Book Review: Anne Frank: The Book, The Life, The Afterlife by Francine Prose

Like many of us, novelist Francine Prose first came across Anne Frank as a youngster. She pictures herself on the floor of her bedroom at an age younger than Anne was when she started writing her diary, reading away the daylight "enthralled" by the teenager's description of the life of those eight Jews hidden from the Nazi extermination in an attic in Amsterdam. She tells of how she was so fascinated that having completed the book, she went back to the beginning and immediately started all over again.

It was a fascination that stuck with her, and her new book, Anne Frank: The Book, The Life, The Afterlife, is her attempt to document and explain that fascination both in herself as well as in the countless others who have come to see the teenaged diarist as the face of the Holocaust.

The Anne Frank Prose presents to the reader is not a callow mindless teenager.

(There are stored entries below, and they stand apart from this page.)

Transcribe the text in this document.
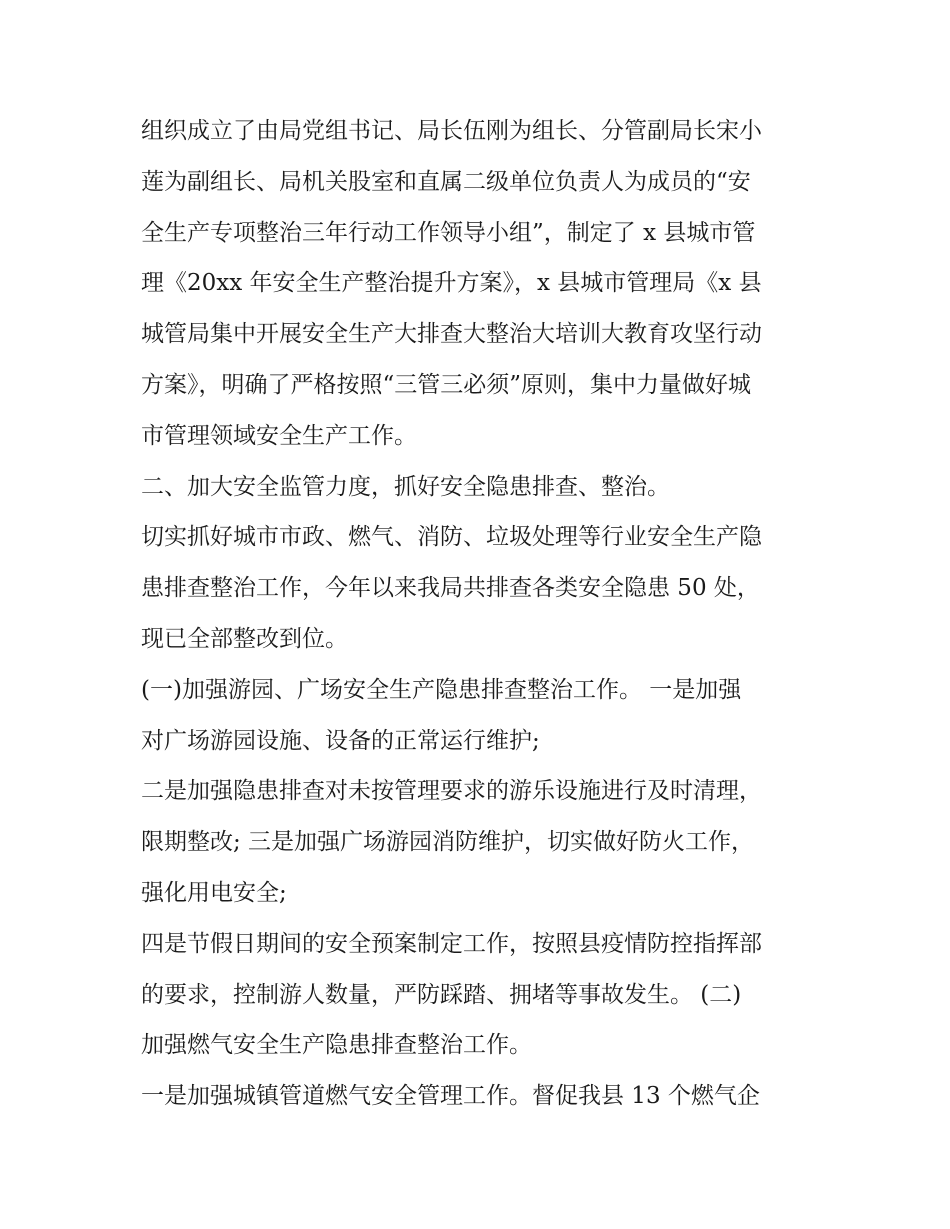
组织成立了由局党组书记、局长伍刚为组长、分管副局长宋小
莲为副组长、局机关股室和直属二级单位负责人为成员的“安
全生产专项整治三年行动工作领导小组”，制定了 x 县城市管
理《20xx 年安全生产整治提升方案》，x 县城市管理局《x 县
城管局集中开展安全生产大排查大整治大培训大教育攻坚行动
方案》，明确了严格按照“三管三必须”原则，集中力量做好城
市管理领域安全生产工作。
二、加大安全监管力度，抓好安全隐患排查、整治。
切实抓好城市市政、燃气、消防、垃圾处理等行业安全生产隐
患排查整治工作，今年以来我局共排查各类安全隐患 50 处，
现已全部整改到位。
(一)加强游园、广场安全生产隐患排查整治工作。 一是加强
对广场游园设施、设备的正常运行维护;
二是加强隐患排查对未按管理要求的游乐设施进行及时清理，
限期整改; 三是加强广场游园消防维护，切实做好防火工作，
强化用电安全;
四是节假日期间的安全预案制定工作，按照县疫情防控指挥部
的要求，控制游人数量，严防踩踏、拥堵等事故发生。 (二)
加强燃气安全生产隐患排查整治工作。
一是加强城镇管道燃气安全管理工作。督促我县 13 个燃气企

The Anne Frank Prose posits is a close observer of human nature with an eye beyond her years. She is an introspective self-annalist. Moreover, she is well able to put those observations and that introspection on paper for the reader. She is not merely a precocious teen gushing confidences in secret, she is a talented writer interested in producing something that will have a life when she is gone.

Prose examines the different versions of the diary to show how Anne went back and revised what she had already written, how she dreamed about using it as material for a fictional work, how she began to think about the diary as a public document, rather than a private record.

It is the theatrical adaptation of the diary and later the motion picture, Prose feels, that is responsible for the image of Anne as a silly teen. Goodrich and Hackett in their adaptation aimed to create a character and a storyline that would be palatable to a Broadway audience. The plight of Anne and the others in the attic was deemed both too dark and too parochial for popular success.

What Goodrich and Hackett did was to turn Anne into something more like an American teenager. They de-emphasized the Jewish elements and added some comic elements to lighten things. They tried to infuse some optimism by emphasizing Anne's faith in the essential goodness of human beings. In doing so, they distorted both the diary and the diarist, yet at the same time, the popular success of their play may well have been responsible for turning new audiences onto the original.